Unclenching his fist, he studied his hand, saw a small fist curled in his, heard a baby’s laughter. He would have been so good as a big brother. He could be such a good father too, he who knew the worst of parenting. What future was there now for any child his woman might bear.

Had he really pictured himself a ruddy-faced lord in Rançon, Maria and a brood of children beside him, accepting what life allowed him instead of seeking what was impossible? Hadn’t Dragonetz himself found solace in some Damascan woman, even after he’d realised she was not Estela?

Never before had Geoffroi taken a woman without feeling disgust. He could not name, even to himself, the sweetness that had swept through in bed with this girl but he had dared to imagine that the future could be re-written. That he and the bloodied diamond could both be cleansed.

An ill-begotten changeling’. He clenched his fist again, would have smashed it into the stone but for the knowledge that tomorrow was tourney day. Here, he was still Geoffroi de Rançon, stronger and more devious than Dragonetz los Pros and fighting beside him in the field. There was much to consider and he wanted all parts of his body at fighting strength. He remained a knight.

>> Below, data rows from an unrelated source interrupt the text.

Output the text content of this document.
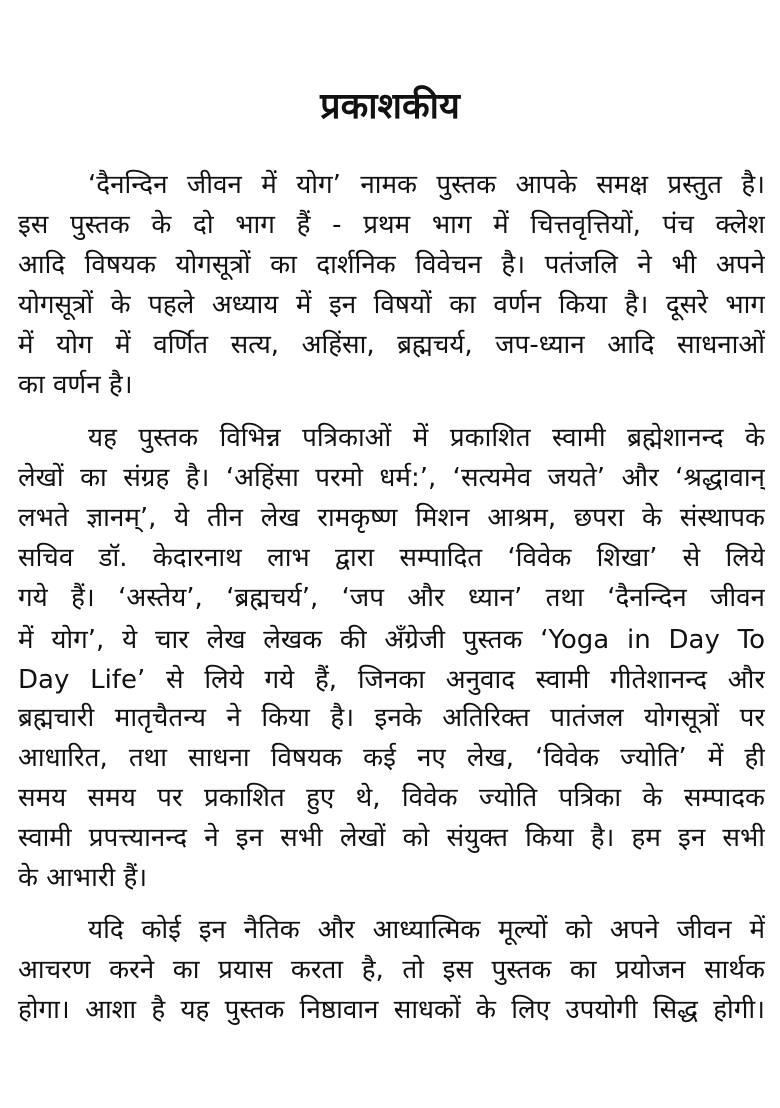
प्रकाशकीय
‘दैनन्दिन जीवन में योग’ नामक पुस्तक आपके समक्ष प्रस्तुत है।
इस पुस्तक के दो भाग हैं - प्रथम भाग में चित्तवृत्तियों, पंच क्लेश
आदि विषयक योगसूत्रों का दार्शनिक विवेचन है। पतंजलि ने भी अपने
योगसूत्रों के पहले अध्याय में इन विषयों का वर्णन किया है। दूसरे भाग
में योग में वर्णित सत्य, अहिंसा, ब्रह्मचर्य, जप-ध्यान आदि साधनाओं
का वर्णन है।
यह पुस्तक विभिन्न पत्रिकाओं में प्रकाशित स्वामी ब्रह्मेशानन्द के
लेखों का संग्रह है। ‘अहिंसा परमो धर्म:’, ‘सत्यमेव जयते’ और ‘श्रद्धावान्
लभते ज्ञानम्’, ये तीन लेख रामकृष्ण मिशन आश्रम, छपरा के संस्थापक
सचिव डॉ. केदारनाथ लाभ द्वारा सम्पादित ‘विवेक शिखा’ से लिये
गये हैं। ‘अस्तेय’, ‘ब्रह्मचर्य’, ‘जप और ध्यान’ तथा ‘दैनन्दिन जीवन
में योग’, ये चार लेख लेखक की अँग्रेजी पुस्तक ‘Yoga in Day To
Day Life’ से लिये गये हैं, जिनका अनुवाद स्वामी गीतेशानन्द और
ब्रह्मचारी मातृचैतन्य ने किया है। इनके अतिरिक्त पातंजल योगसूत्रों पर
आधारित, तथा साधना विषयक कई नए लेख, ‘विवेक ज्योति’ में ही
समय समय पर प्रकाशित हुए थे, विवेक ज्योति पत्रिका के सम्पादक
स्वामी प्रपत्त्यानन्द ने इन सभी लेखों को संयुक्त किया है। हम इन सभी
के आभारी हैं।
यदि कोई इन नैतिक और आध्यात्मिक मूल्यों को अपने जीवन में
आचरण करने का प्रयास करता है, तो इस पुस्तक का प्रयोजन सार्थक
होगा। आशा है यह पुस्तक निष्ठावान साधकों के लिए उपयोगी सिद्ध होगी।
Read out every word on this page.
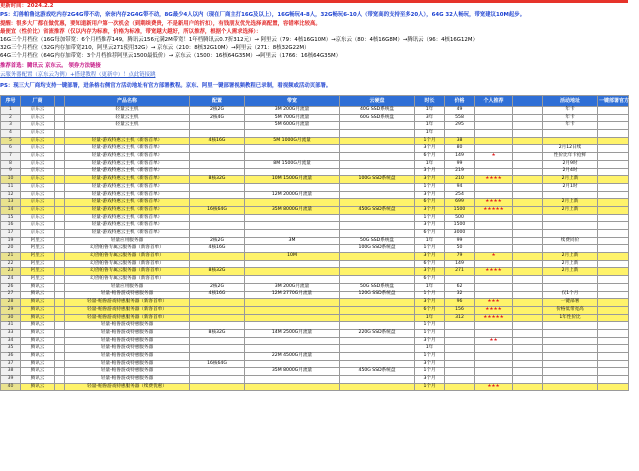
更新时间：2024.2.2
PS：幻兽帕鲁这游戏吃内存2G4G带不动，奈奈内存2G4G带不动，8G最少4人以内（现在厂商主打16G及以上），16G畅玩4-8人，32G畅玩6-10人（带宽高的支持至多20人），64G 32人畅玩，带宽建议10M起步。
提醒：很多大厂都在做优惠，要知道新用户第一次机会（到期续费贵，不是新用户的折扣），有钱朋友优先选择高配置，容错率比较高。
最便宜（性价比）省流推荐（仅以内存为标准，价格为标准，带宽越大越好，所以推荐，根据个人需求选择）：
16G三个月档位（16G每加带宽：6个月档推荐149，腾讯云156元满2M带宽！1年档腾讯云0.7折312元）→ 阿里云（79：4核16G10M）→京东云（80：4核16G8M）→腾讯云（96：4核16G12M）
32G三个月档位（32G内存加带宽210，阿里云271使用32G）→ 京东云（210：8核32G10M）→阿里云（271：8核32G22M）
64G三个月档位（64G内存加带宽：3个月档推荐阿里云1500最低价）→ 京东云（1500：16核64G35M）→阿里云（1766：16核64G35M）
推荐首选：腾讯云 京东云。 领券方法链接
云服务器配置（京东云为例）+搭建教程（更新中）！点此链接跳
PS：现三大厂商均支持一键部署，进条格右侧官方活动地址有官方部署教程。京东、阿里一键部署视频教程已录制，看视频或活动页部署。
序号	厂商		产品名称	配置	带宽	云硬盘	时长	价格	个人推荐		活动地址	一键部署官方教程
1	京东云		轻量云主机	2核2G	3M 200G月流量	40G SSD系统盘	1年	49			年卡	
2	京东云		轻量云主机	2核4G	5M 700G月流量	60G SSD系统盘	3年	558			年卡	
3	京东云		轻量云主机		5M 600G月流量		1年	295			年卡	
4	京东云						1年					
5	京东云		轻量-游戏特惠云主机（新客首单）	4核16G	5M 1000G月流量		1个月	38				
6	京东云		轻量-游戏特惠云主机（新客首单）				3个月	80			2月12日续	
7	京东云		轻量-游戏特惠云主机（新客首单）				6个月	149	★		性价比年卡抢鲜	
8	京东云		轻量-游戏特惠云主机（新客首单）		8M 1500G月流量		1年	99			2月9时	
9	京东云		轻量-游戏特惠云主机（新客首单）				3个月	219			2月4时	
10	京东云		轻量-游戏特惠云主机（新客首单）	8核32G	10M 1500G月流量	100G SSD系统盘	3个月	210	★★★★		2月上新	
11	京东云		轻量-游戏特惠云主机（新客首单）				1个月	94			2月1时	
12	京东云		轻量-游戏特惠云主机（新客首单）		12M 2000G月流量		3个月	254				
13	京东云		轻量-游戏特惠云主机（新客首单）				6个月	699	★★★★		2月上新	
14	京东云		轻量-游戏特惠云主机（新客首单）	16核64G	35M 8000G月流量	450G SSD系统盘	3个月	1500	★★★★★		2月上新	
15	京东云		轻量-游戏特惠云主机（新客首单）				1个月	500				
16	京东云		轻量-游戏特惠云主机（新客首单）				3个月	1500				
17	京东云		轻量-游戏特惠云主机（新客首单）				6个月	3000				
19	阿里云		轻量应用服务器	2核2G	3M	50G SSD系统盘	1年	99			续费同价	
20	阿里云		幻兽帕鲁专属云服务器（新客首单）	4核16G		100G SSD系统盘	1个月	50				
21	阿里云		幻兽帕鲁专属云服务器（新客首单）		10M		3个月	79	★		2月上新	
22	阿里云		幻兽帕鲁专属云服务器（新客首单）				6个月	149			2月上新	
23	阿里云		幻兽帕鲁专属云服务器（新客首单）	8核32G			3个月	271	★★★★		2月上新	
24	阿里云		幻兽帕鲁专属云服务器（新客首单）				6个月					
26	腾讯云		轻量应用服务器	2核2G	3M 200G月流量	50G SSD系统盘	1年	62				
27	腾讯云		轻量-帕鲁游戏特惠服务器	4核16G	12M 2770G月流量	120G SSD系统盘	1个月	32			仅1个月	
28	腾讯云		轻量-帕鲁游戏特惠服务器（新客首单）				3个月	96	★★★		一键部署	
29	腾讯云		轻量-帕鲁游戏特惠服务器（新客首单）				6个月	156	★★★★		价格低带宽高	
30	腾讯云		轻量-帕鲁游戏特惠服务器（新客首单）				1年	312	★★★★★		1年性价比	
31	腾讯云		轻量-帕鲁游戏特惠服务器				1个月					
33	腾讯云		轻量-帕鲁游戏特惠服务器	8核32G	14M 2500G月流量	220G SSD系统盘	1个月					
34	腾讯云		轻量-帕鲁游戏特惠服务器				3个月		★★			
35	腾讯云		轻量-帕鲁游戏特惠服务器				1年					
36	腾讯云		轻量-帕鲁游戏特惠服务器		22M 4500G月流量		1个月					
37	腾讯云		轻量-帕鲁游戏特惠服务器	16核64G			3个月					
38	腾讯云		轻量-帕鲁游戏特惠服务器		35M 8000G月流量	450G SSD系统盘	1个月					
39	腾讯云		轻量-帕鲁游戏特惠服务器				3个月					
40	腾讯云		轻量-帕鲁游戏特惠服务器（续费优惠）				1个月		★★★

Eschew false judgement and treason; honour and aid womankind. Thou shalt never slay thy lord, lie with his lady or surrender his castle. He murmured the words spoken over his making, when he had sworn fealty to Aliénor, as had Dragonetz. And look where they were now.

A soft knock on the door announced his evening visitor and the moment she was through the door he buried his face in the girl’s long, black hair, twining it through his fingers like a safety rope. He kissed her silent, swept her to the bed, trying to be gentle. So soft, so sweet. He felt the wave of pleasure, surging too soon, tried to hold back. The pressure built like a thunderstorm, crashing up from his loins to the back of his neck and into his head, where it exploded like the wrath of God in pain such as he’d never known before.

‘My Lord? Are you all right?’

Rainbows zigzagged in front of his eyes. The girl crushed beneath him split into three concerned faces, as she wriggled to breathe more easily. His head thumped with a headache worse than the time he’d caught a mace blow on his helm.

He rolled over, controlled his breathing as if in full armour under desert sun. Gradually, the thumping reduced to bearable pain.

‘My Lord?’ Frightened this time.

He reached for her hand, heart pounding to match his head.

I’m all right,’ he lied. ‘Too much pleasure, too quickly. Go to sleep.’ Perhaps his mother had been right. Damned in this world as well as the next. Why had God chosen to punish him for lust, just at the moment he was ready to atone for worse? Maybe this was a warning, a reminder. As he lay there, recovering, a sleeping girl’s hand clasped in his own, he vowed that he would make it good, all of it. He would make the pilgrimage to Sant Iago de Compostela and complete it on his knees. He would marry his bedmate, bring children into the world and be a good father. His lashes were wet as his headache receded and he fell into dreams of storms and rainbows.